What Are the Pros & Cons of the BlueConic CDP?
BlueConic excels at providing contextually relevant recommendations to site and app visitors in real time, as well as helping organizations determine which variations of content provide the most value.
But, as industry analysts often point out, website personalization CDPs don’t stand up to enterprise organizations’ requirements.
With no access to highly granular and historical customer data, business teams are unable to customize attributes, audiences or customer journeys without assistance from technical teams.
This results in relentless reliance on IT, which must query data in a big data platform and deploy the results into BlueConic for activation. This leads to an increase in IT support tickets and operational bottlenecks that stall speed to market.
And as with data science CDPs, brands using BlueConic are forced to rely on pre-packaged analytic models. These one-size-fits-all models not only suffer from lower predictive power, but they also offer little insight into why a particular recommendation was served.
A lack of feature engineering — combined with restrictive data models that prevent brands from storing every customer interaction that would serve as an input for predictive modeling — results in less accurate content affinities, next-best-action recommendations and churn predictions.
Arguably the biggest obstacle for enterprise brands is related to BlueConic’s computing power. Since it only stores a subset of granular interaction data in order to power site personalization in real time, users must sacrifice the ability to support complex omnichannel use cases.
These and other limitations lead to friction-filled processes, slower time to market, unending technical support costs and, perhaps most damaging, irrelevant customer experiences.
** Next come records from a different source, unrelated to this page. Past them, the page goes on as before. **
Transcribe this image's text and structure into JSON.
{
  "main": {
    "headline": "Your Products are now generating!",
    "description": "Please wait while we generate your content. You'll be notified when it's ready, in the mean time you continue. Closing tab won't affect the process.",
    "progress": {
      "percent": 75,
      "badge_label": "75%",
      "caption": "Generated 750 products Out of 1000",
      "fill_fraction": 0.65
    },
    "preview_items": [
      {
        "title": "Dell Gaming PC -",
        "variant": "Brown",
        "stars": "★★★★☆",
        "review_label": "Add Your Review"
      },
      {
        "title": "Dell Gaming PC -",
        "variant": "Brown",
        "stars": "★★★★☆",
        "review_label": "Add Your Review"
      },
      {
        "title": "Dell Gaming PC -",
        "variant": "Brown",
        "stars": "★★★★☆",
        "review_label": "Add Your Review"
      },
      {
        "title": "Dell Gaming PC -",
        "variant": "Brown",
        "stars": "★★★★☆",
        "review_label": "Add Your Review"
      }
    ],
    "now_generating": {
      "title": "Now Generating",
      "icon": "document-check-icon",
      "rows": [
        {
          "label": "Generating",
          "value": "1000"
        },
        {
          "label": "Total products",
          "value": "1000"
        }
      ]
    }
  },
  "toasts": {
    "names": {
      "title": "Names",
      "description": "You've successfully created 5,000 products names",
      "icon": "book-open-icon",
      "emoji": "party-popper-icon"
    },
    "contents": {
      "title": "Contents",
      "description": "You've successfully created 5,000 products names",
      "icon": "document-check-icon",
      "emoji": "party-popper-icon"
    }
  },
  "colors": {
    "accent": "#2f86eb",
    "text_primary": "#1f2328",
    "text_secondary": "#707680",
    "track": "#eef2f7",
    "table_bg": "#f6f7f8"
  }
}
Website personalization tools are important additions to a marketing technology stack, but their narrow focus prevents them from delivering on the full capabilities of an enterprise CDP. Website personalization CDPs may attempt to be good at everything, but their limited capabilities mean they’re not great at anything.
How Does the ActionIQ CDP Compare to the BlueConic CDP?
Like BlueConic, ActionIQ enables brands to personalize customer experiences and optimize performance via testing. But unlike BlueConic, it’s not meant to be used as a website personalization tool. Brands should invest in a dedicated solution for website personalization, similar to the 56% of martech buyers who prefer a best-of-breed approach to building their tech stacks.
As an enterprise CDP, ActionIQ is designed to help brands operationalize both complex customer journeys and real-time customer experiences across online and offline touchpoints using customers’ full profile histories.
With a business-friendly, no-code interface and intuitive drag-and-drop dashboard, marketing, sales and customer service teams are empowered to access, analyze and take action on customer insights without technical assistance when using ActionIQ.
Additionally, our proprietary, InfiniteCompute composable infrastructure gives organizations unlimited computation power. This means brands can use the full breadth of their customer data for audience segmentation, model creation and journey orchestration without having to make tradeoffs or request time-consuming database updates from IT.
Since ActionIQ was designed to help brands personalize customer experiences via orchestrated journeys across all channels without relying on IT or data teams, organizations can expect a 25% increase in marketing efficiency and a 40% decrease in data analytics workload, helping to drive a 522% return on investment.